Rome News-Tribune

Grand jury system is wobbly, but not broken

- MANAGING EDITOR MIKE COLOMBO

Rome News-Tribune Managing Editor Mike Colombo says beware of easy fixes.

Any legal system that does not allow me to act as judge and jury is clearly flawed, but since that is not going to happen we need to make do with what we have.

Be honest, to one degree or another, doesn’t everyone feel that way?

As I write this column, judicial systems across the United State are struggling with a variety of issues: how to ensure racial equality in the courtroom, how to improve the grand jury system, and most of all, how to ensure everyone gets a fair trial.

While I was being facetious in my opening statement, I think it points out a fundamenta­l fact of human existence: Life is not fair, and someone is always going to think our legal system has given someone a raw deal, not a square one.

Since the system is imperfect, that is going to happen more often than any of us would like.

But beware of easy fixes. In light of the incidents involving police officers in Baltimore, Ferguson and elsewhere, everyone is looking for an answer. Those answers won’t be easy but they are worth pursuing.

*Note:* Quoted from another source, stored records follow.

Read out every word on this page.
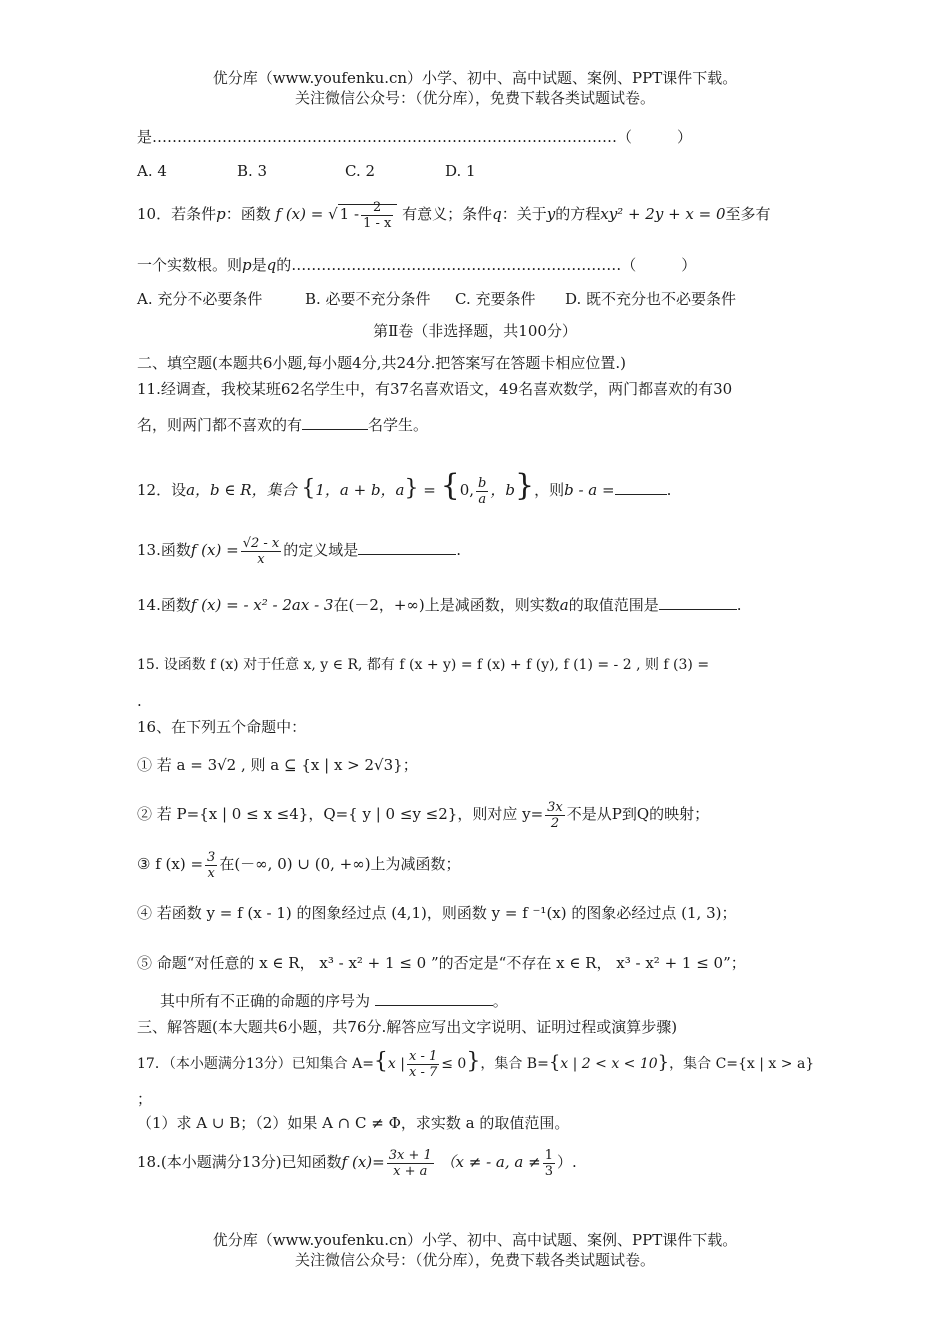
优分库（www.youfenku.cn）小学、初中、高中试题、案例、PPT课件下载。
关注微信公众号：（优分库），免费下载各类试题试卷。
是…………………………………………………………………………………（　　　）
A. 4	B. 3	C. 2	D. 1
10．若条件p：函数 f (x) = √ $1 - \frac{2}{1 - x}$ 有意义；条件q：关于y的方程xy² + 2y + x = 0至多有
一个实数根。则p是q的…………………………………………………………（　　　）
A. 充分不必要条件	B. 必要不充分条件 C. 充要条件 D. 既不充分也不必要条件
第Ⅱ卷（非选择题，共100分）
二、填空题(本题共6小题,每小题4分,共24分.把答案写在答题卡相应位置.)
11.经调查，我校某班62名学生中，有37名喜欢语文，49名喜欢数学，两门都喜欢的有30
名，则两门都不喜欢的有	名学生。
12．设a，b ∈ R，集合 {1，a + b，a} = {0, $\frac{b}{a}$ ，b}，则b - a =	.
13.函数f $(x) = \frac{√2 - x}{x}$ 的定义域是	.
14.函数f (x) = - x² - 2ax - 3在(－2，+∞)上是减函数，则实数a的取值范围是	.
15. 设函数 f (x) 对于任意 x, y ∈ R, 都有 f (x + y) = f (x) + f (y), f (1) = - 2 , 则 f (3) =
.
16、在下列五个命题中：
① 若 a = 3√2 , 则 a ⊆ {x | x > 2√3}；
② 若 P={x | 0 ≤ x ≤4}，Q={ y | 0 ≤y ≤2}，则对应 $y= \frac{3x}{2}$ 不是从P到Q的映射；
③ f $(x) = \frac{3}{x}$ 在(－∞, 0) ∪ (0, +∞)上为减函数；
④ 若函数 y = f (x - 1) 的图象经过点 (4,1)，则函数 y = f ⁻¹(x) 的图象必经过点 (1, 3)；
⑤ 命题“对任意的 x ∈ R， x³ - x² + 1 ≤ 0 ”的否定是“不存在 x ∈ R， x³ - x² + 1 ≤ 0”；
其中所有不正确的命题的序号为	。
三、解答题(本大题共6小题，共76分.解答应写出文字说明、证明过程或演算步骤)
17．（本小题满分13分）已知集合 A={x | $\frac{x - 1}{x - 7} \le 0$}，集合 B={x | 2 < x < 10}，集合 C={x | x > a}
；
（1）求 A ∪ B；（2）如果 A ∩ C ≠ Φ，求实数 a 的取值范围。
18.(本小题满分13分)已知函数f $(x)= \frac{3x + 1}{x + a} (x$ ≠ - a, $a \ne \frac{1}{3}$ ）.
优分库（www.youfenku.cn）小学、初中、高中试题、案例、PPT课件下载。
关注微信公众号：（优分库），免费下载各类试题试卷。
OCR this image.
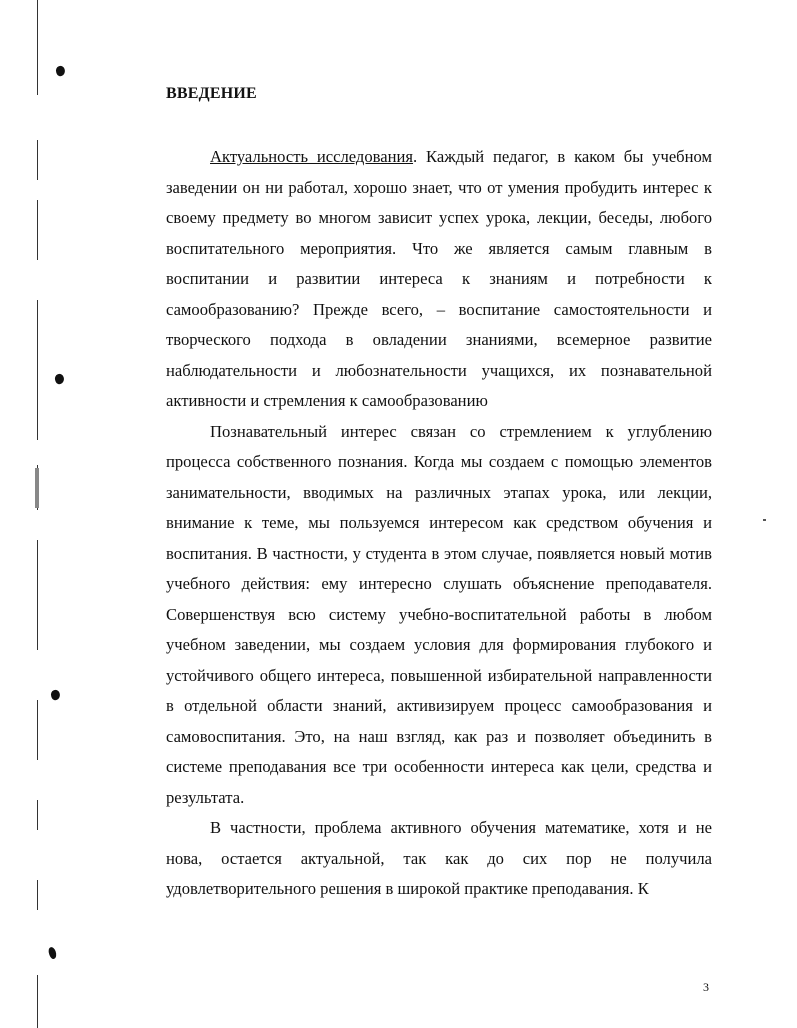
ВВЕДЕНИЕ

Актуальность исследования. Каждый педагог, в каком бы учебном заведении он ни работал, хорошо знает, что от умения пробудить интерес к своему предмету во многом зависит успех урока, лекции, беседы, любого воспитательного мероприятия. Что же является самым главным в воспитании и развитии интереса к знаниям и потребности к самообразованию? Прежде всего, – воспитание самостоятельности и творческого подхода в овладении знаниями, всемерное развитие наблюдательности и любознательности учащихся, их познавательной активности и стремления к самообразованию

Познавательный интерес связан со стремлением к углублению процесса собственного познания. Когда мы создаем с помощью элементов занимательности, вводимых на различных этапах урока, или лекции, внимание к теме, мы пользуемся интересом как средством обучения и воспитания. В частности, у студента в этом случае, появляется новый мотив учебного действия: ему интересно слушать объяснение преподавателя. Совершенствуя всю систему учебно-воспитательной работы в любом учебном заведении, мы создаем условия для формирования глубокого и устойчивого общего интереса, повышенной избирательной направленности в отдельной области знаний, активизируем процесс самообразования и самовоспитания. Это, на наш взгляд, как раз и позволяет объединить в системе преподавания все три особенности интереса как цели, средства и результата.

В частности, проблема активного обучения математике, хотя и не нова, остается актуальной, так как до сих пор не получила удовлетворительного решения в широкой практике преподавания. К

3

One issue that should be addressed is the grand jury system in Georgia and across the nation.

When a police-related shooting occurs, Georgia law allows a law enforcemen­t officer to sit in on the entire proceeding and make a statement at the end that prosecutor­s can’t question, according to an article written this week by The Associated Press.

A bill filed Monday in the Georgia General Assembly says the officer may still appear at the end of the prosecutor’s presentati­on and will be allowed to make a statement, but he may be questioned by the prosecutor or the grand jurors and the prosecutor may present rebuttal evidence.

I think this is only fair. In Ferguson, Missouri, last year the grand jury became a shadow trial for a case after a police officer shot and killed a man there.

The grand jury’s job is to determine if a crime may have occurred and if there is enough evidence to warrant a trial.

By not allowing that case to go to trial, the grand jury more or less found the officer not guilty, and did it all behind closed doors with no public scrutiny. That’s not how it’s supposed to work.

BUT … let me caution you. There have been some who have argued that the grand jury system should be done away with in favor of having a judge make the decision if a trial is warranted.

I understand the sentiment but that is a bad idea. Even a grand jury is, in a sense, a ruling by your peers. Those asking for that process to be changed in the wake of Ferguson, are in a sense, asking that more people, not fewer, face trial.

Having a judge make that decision removes the whole peer process, and what makes anyone think a single judge bears no prejudice, no preconceiv­ed notion of guilt or innocence?

The grand jury system is a little wobbly, but not broken. Let’s make it work correctly instead of throwing the baby out with the bathwater.

I still argue that the legal system is always tipped toward the state and the prosecutio­n. The government pays the police officers’ salaries and the salaries of the prosecutor, and the judge. In the overwhelmi­ng number of cases, the suspect has to find his or her defense and find a way to pay for it.

That’s why I always argue it is better for our system to be too lenient instead of too harsh. Want to improve the legal system? So do I. But let’s always err on the side of mercy.